President Obama is a guy who thinks things through.  The trait helped him develop into a preternaturally successful academic and lawyer; it won him early accolades as a young Senator; his employ of it as chief exectutive is highlighted by Congressional members of both parties–even in today’s polarized political climate.

That’s why, combined with their shared ideological sympathies, the Democratic caucuses in both houses of Congress will mostly defer to his plan to send thirty thousand more troops to Afghanistan, a move many would have viewed as anathema from a Republican executive.  But that deference is not unlimited; and so the President did his best last night to make the case to them–as well as to the half of the country that’s similarly skeptical–that, after months of planning, a troop surge was the only way to start saving the tragedy of Afghanistan.

Yet for a speech that was strong in outlining the scope of its mission and the endgame thereof–both among the foremost of Democratic concerns–the President was less successful in easing worries about the most pressing practicality of the entire mission: how to use a military surge to prop up and then work with an utterly failing civilian government.

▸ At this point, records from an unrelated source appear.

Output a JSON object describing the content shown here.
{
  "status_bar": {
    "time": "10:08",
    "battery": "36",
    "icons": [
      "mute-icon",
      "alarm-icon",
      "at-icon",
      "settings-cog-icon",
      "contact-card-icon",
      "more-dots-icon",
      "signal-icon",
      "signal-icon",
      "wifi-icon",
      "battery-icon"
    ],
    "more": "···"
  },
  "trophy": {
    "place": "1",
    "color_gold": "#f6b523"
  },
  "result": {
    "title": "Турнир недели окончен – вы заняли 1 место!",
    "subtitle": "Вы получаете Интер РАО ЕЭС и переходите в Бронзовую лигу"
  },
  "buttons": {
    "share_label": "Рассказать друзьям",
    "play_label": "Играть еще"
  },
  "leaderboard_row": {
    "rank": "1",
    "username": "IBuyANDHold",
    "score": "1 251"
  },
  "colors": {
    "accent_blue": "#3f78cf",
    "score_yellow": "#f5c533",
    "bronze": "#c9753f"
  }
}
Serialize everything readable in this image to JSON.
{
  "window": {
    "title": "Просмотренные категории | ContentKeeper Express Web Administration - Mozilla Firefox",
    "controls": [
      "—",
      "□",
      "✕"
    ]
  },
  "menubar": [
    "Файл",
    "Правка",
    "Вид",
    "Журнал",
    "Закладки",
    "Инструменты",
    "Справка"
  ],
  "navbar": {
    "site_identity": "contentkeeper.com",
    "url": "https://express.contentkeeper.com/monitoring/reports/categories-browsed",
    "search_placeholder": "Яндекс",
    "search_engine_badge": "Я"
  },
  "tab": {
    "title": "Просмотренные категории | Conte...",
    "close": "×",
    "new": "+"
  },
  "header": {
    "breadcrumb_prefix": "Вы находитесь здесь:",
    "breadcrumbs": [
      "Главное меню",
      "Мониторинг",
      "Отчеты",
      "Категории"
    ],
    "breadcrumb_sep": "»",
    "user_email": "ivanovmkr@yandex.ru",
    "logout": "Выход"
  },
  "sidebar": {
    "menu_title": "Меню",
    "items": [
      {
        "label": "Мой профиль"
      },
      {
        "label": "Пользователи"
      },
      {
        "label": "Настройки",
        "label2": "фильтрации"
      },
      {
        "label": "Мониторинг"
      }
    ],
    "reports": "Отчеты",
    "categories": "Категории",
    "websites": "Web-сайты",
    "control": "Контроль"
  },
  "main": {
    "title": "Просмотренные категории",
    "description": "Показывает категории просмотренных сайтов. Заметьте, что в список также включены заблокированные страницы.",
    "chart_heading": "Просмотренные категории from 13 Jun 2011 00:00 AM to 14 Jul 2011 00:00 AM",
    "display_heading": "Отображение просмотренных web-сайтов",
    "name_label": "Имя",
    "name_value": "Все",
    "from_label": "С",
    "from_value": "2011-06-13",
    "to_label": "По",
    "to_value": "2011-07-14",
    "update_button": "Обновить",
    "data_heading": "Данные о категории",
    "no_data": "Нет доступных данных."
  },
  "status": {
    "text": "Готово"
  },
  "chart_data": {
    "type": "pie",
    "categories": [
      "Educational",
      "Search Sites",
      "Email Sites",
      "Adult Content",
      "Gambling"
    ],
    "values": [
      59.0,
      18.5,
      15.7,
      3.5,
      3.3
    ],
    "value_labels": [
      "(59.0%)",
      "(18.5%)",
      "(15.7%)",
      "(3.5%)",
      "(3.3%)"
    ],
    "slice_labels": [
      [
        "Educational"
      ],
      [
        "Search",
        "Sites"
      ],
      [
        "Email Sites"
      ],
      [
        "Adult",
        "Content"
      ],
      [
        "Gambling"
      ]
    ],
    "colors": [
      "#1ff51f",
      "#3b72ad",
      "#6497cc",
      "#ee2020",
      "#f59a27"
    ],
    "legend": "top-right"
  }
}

A historian against the surge might point out that Afghanistan has eluded great empires and great tacticians before–the British and Russians in the high imperial age and Soviet Russia a century later, namely.  But explaining how the thorny geopolitical landscape that kept would-be invaders at bay for the country will similarly prevent the United States from making a lasting mark there requires no history lesson.  A quick look at how the dynamic manifests itself today will do the job.  Juan Cole offers a brief primer:

Months after the controversial presidential election that many Afghans consider stolen, there is no cabinet, and parliament is threatening to go on recess before confirming a new one because the president is unconstitutionally late in presenting the names. There are grave suspicions that some past and present cabinet members have engaged in the embezzlement of substantial sums of money. There is little parliamentary oversight. Almost no one bothers to attend the parliamentary sessions. The cabinet ministries are unable to spend the money allocated to them on things like education and rural development, and actually spent less in absolute terms last year than they did in the previous two years. Only half of the development projects for which money was allotted were even begun last year, and none was completed.

Another, less impressing way to convey Cole’s quote is to say the brokenness of Afghanistan’s government is systemic and deep.  And so the performance of America’s military, however stretched it’s soldiers may be, is not the crucial question in this surge–most expect them to step up security and train Afghan soldiers with aplomb.  The crux is, rather, whether anything can be made of the temporary increase in safety and those trained troops with such horrible governance.

Until the administration proves that the President’s famed judgment can somehow maneuver Afghanistan into a stable country, Americans (and their leaders in the House and Senate) have every right to oppose sending more men and women to fight there.